A observação merece atenção pelo abissal aumento da pobreza mundial frente à pandemia e, além disso, pelo aumento da dívida global da covid-19, acentuando em ambos os casos a pobreza, a desigualdade e o caráter de classe do CCC.

Em uma amostra do Instituto Internacional de Finanças de 61 países, a covid-19 acrescentou 24 trilhões de dólares à dívida mundial (Nos Estados Unidos, seria de 24 trilhões, um valor imenso, um pouco superior ao seu PIB), chegando a dívida aos 281 trilhões.

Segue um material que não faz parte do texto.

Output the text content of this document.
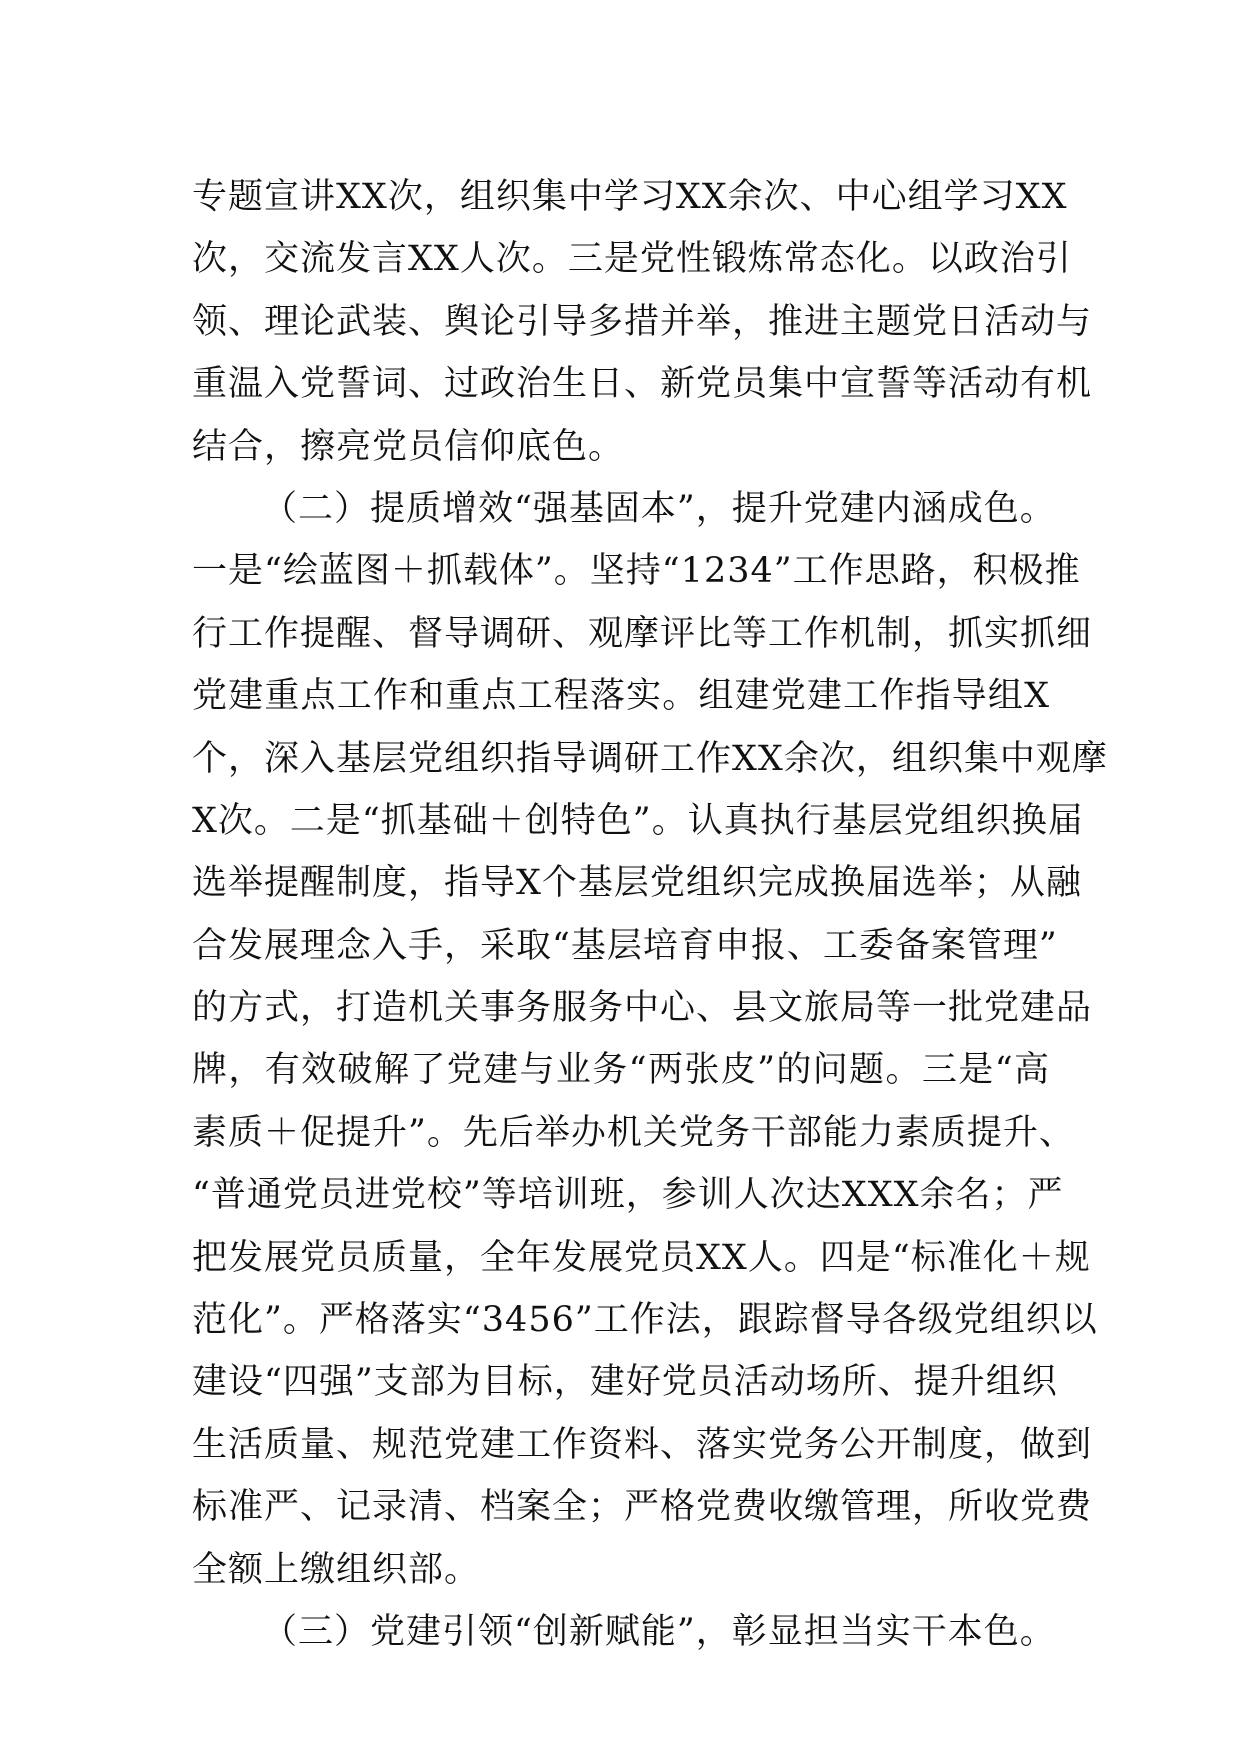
专题宣讲XX次，组织集中学习XX余次、中心组学习XX
次，交流发言XX人次。三是党性锻炼常态化。以政治引
领、理论武装、舆论引导多措并举，推进主题党日活动与
重温入党誓词、过政治生日、新党员集中宣誓等活动有机
结合，擦亮党员信仰底色。
（二）提质增效“强基固本”，提升党建内涵成色。
一是“绘蓝图＋抓载体”。坚持“1234”工作思路，积极推
行工作提醒、督导调研、观摩评比等工作机制，抓实抓细
党建重点工作和重点工程落实。组建党建工作指导组X
个，深入基层党组织指导调研工作XX余次，组织集中观摩
X次。二是“抓基础＋创特色”。认真执行基层党组织换届
选举提醒制度，指导X个基层党组织完成换届选举；从融
合发展理念入手，采取“基层培育申报、工委备案管理”
的方式，打造机关事务服务中心、县文旅局等一批党建品
牌，有效破解了党建与业务“两张皮”的问题。三是“高
素质＋促提升”。先后举办机关党务干部能力素质提升、
“普通党员进党校”等培训班，参训人次达XXX余名；严
把发展党员质量，全年发展党员XX人。四是“标准化＋规
范化”。严格落实“3456”工作法，跟踪督导各级党组织以
建设“四强”支部为目标，建好党员活动场所、提升组织
生活质量、规范党建工作资料、落实党务公开制度，做到
标准严、记录清、档案全；严格党费收缴管理，所收党费
全额上缴组织部。
（三）党建引领“创新赋能”，彰显担当实干本色。
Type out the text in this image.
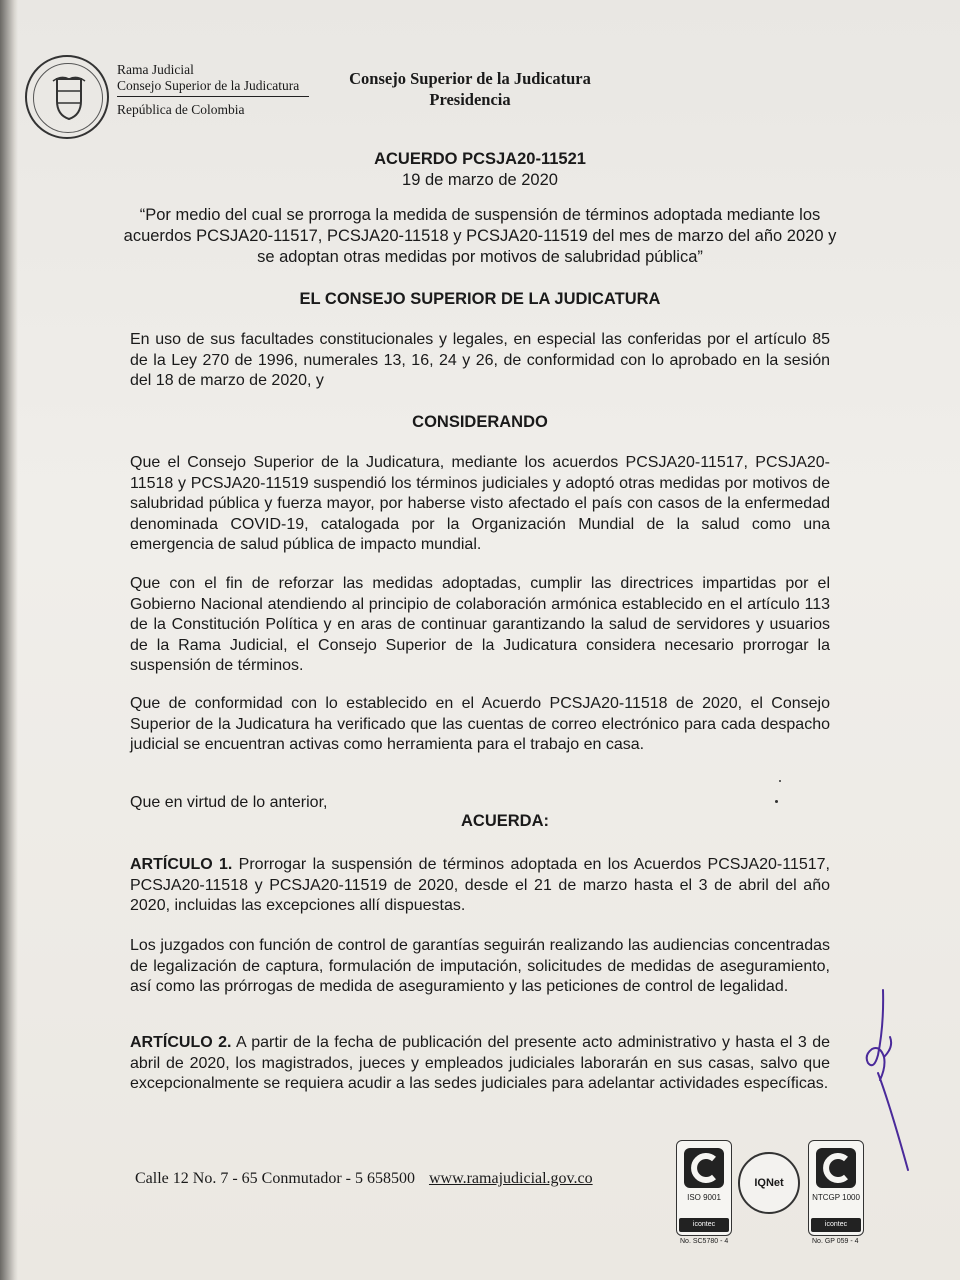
Rama Judicial
Consejo Superior de la Judicatura
República de Colombia
Consejo Superior de la Judicatura
Presidencia
ACUERDO PCSJA20-11521
19 de marzo de 2020
“Por medio del cual se prorroga la medida de suspensión de términos adoptada mediante los acuerdos PCSJA20-11517, PCSJA20-11518 y PCSJA20-11519 del mes de marzo del año 2020 y se adoptan otras medidas por motivos de salubridad pública”
EL CONSEJO SUPERIOR DE LA JUDICATURA
En uso de sus facultades constitucionales y legales, en especial las conferidas por el artículo 85 de la Ley 270 de 1996, numerales 13, 16, 24 y 26, de conformidad con lo aprobado en la sesión del 18 de marzo de 2020, y
CONSIDERANDO
Que el Consejo Superior de la Judicatura, mediante los acuerdos PCSJA20-11517, PCSJA20-11518 y PCSJA20-11519 suspendió los términos judiciales y adoptó otras medidas por motivos de salubridad pública y fuerza mayor, por haberse visto afectado el país con casos de la enfermedad denominada COVID-19, catalogada por la Organización Mundial de la salud como una emergencia de salud pública de impacto mundial.
Que con el fin de reforzar las medidas adoptadas, cumplir las directrices impartidas por el Gobierno Nacional atendiendo al principio de colaboración armónica establecido en el artículo 113 de la Constitución Política y en aras de continuar garantizando la salud de servidores y usuarios de la Rama Judicial, el Consejo Superior de la Judicatura considera necesario prorrogar la suspensión de términos.
Que de conformidad con lo establecido en el Acuerdo PCSJA20-11518 de 2020, el Consejo Superior de la Judicatura ha verificado que las cuentas de correo electrónico para cada despacho judicial se encuentran activas como herramienta para el trabajo en casa.
Que en virtud de lo anterior,
ACUERDA:
ARTÍCULO 1. Prorrogar la suspensión de términos adoptada en los Acuerdos PCSJA20-11517, PCSJA20-11518 y PCSJA20-11519 de 2020, desde el 21 de marzo hasta el 3 de abril del año 2020, incluidas las excepciones allí dispuestas.
Los juzgados con función de control de garantías seguirán realizando las audiencias concentradas de legalización de captura, formulación de imputación, solicitudes de medidas de aseguramiento, así como las prórrogas de medida de aseguramiento y las peticiones de control de legalidad.
ARTÍCULO 2. A partir de la fecha de publicación del presente acto administrativo y hasta el 3 de abril de 2020, los magistrados, jueces y empleados judiciales laborarán en sus casas, salvo que excepcionalmente se requiera acudir a las sedes judiciales para adelantar actividades específicas.
Calle 12 No. 7 - 65 Conmutador - 5 658500 www.ramajudicial.gov.co
ISO 9001
icontec
No. SC5780 - 4
IQNet
NTCGP 1000
icontec
No. GP 059 - 4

Dado o peso do ultraliberalismo, contemplam-se aumentos colossais e brutais na desigualdade, tanto na renda por pessoa, como em emissões de GEE.

No caso da negociação planetária sobre as emissões de carbono, a abordagem de Boff sobre a pobreza diz respeito a qualquer tratado vinculante sobre o clima que, diz a Oxfam (2015): “[...] deve antepor os interesses das pessoas mais pobres, vulneráveis e que geram menos emissões de carbono”. Seus dados: a metade mais pobre da população mundial gera apenas cerca de 10% das emissões em nível mundial e, no entanto, sua maioria vive nos países mais vulneráveis à mudança climática, ao passo que os 10% mais ricos da população são responsáveis por cerca de 50% das emissões globais. Além disso, a pegada média de carbono de uma pessoa que faz parte do 1% da população mundial mais rica pode ser até 175 vezes superior à de alguém que esteja nos 10% mais pobres.

Quando foi perguntado a Boff se era otimista, respondeu: “Na verdade, estou preocupado. A situação no Brasil é trágica: o ultraliberalismo de Jair Bolsonaro, a extrema direita política que faz apologia à violência e aos regimes ditatoriais, que exalta os torturadores como heróis nacionais... Nunca vivemos nada semelhante”.

Qual é a explicação? Respondeu que “por trás disso, está o projeto de recolonizar a América Latina e a obrigar a ser somente exportadora de commodities (carne, alimentos, minerais...). Nessa estratégia perversa, o Brasil é central”.

Por quê? Porque é um país riquíssimo, uma reserva de bens naturais que faltam no mundo. Como disse várias vezes o prêmio Nobel Joseph Stiglitz, nos próximos anos, toda a economia dependerá da ecologia. E o Brasil terá um papel primordial nesse jogo.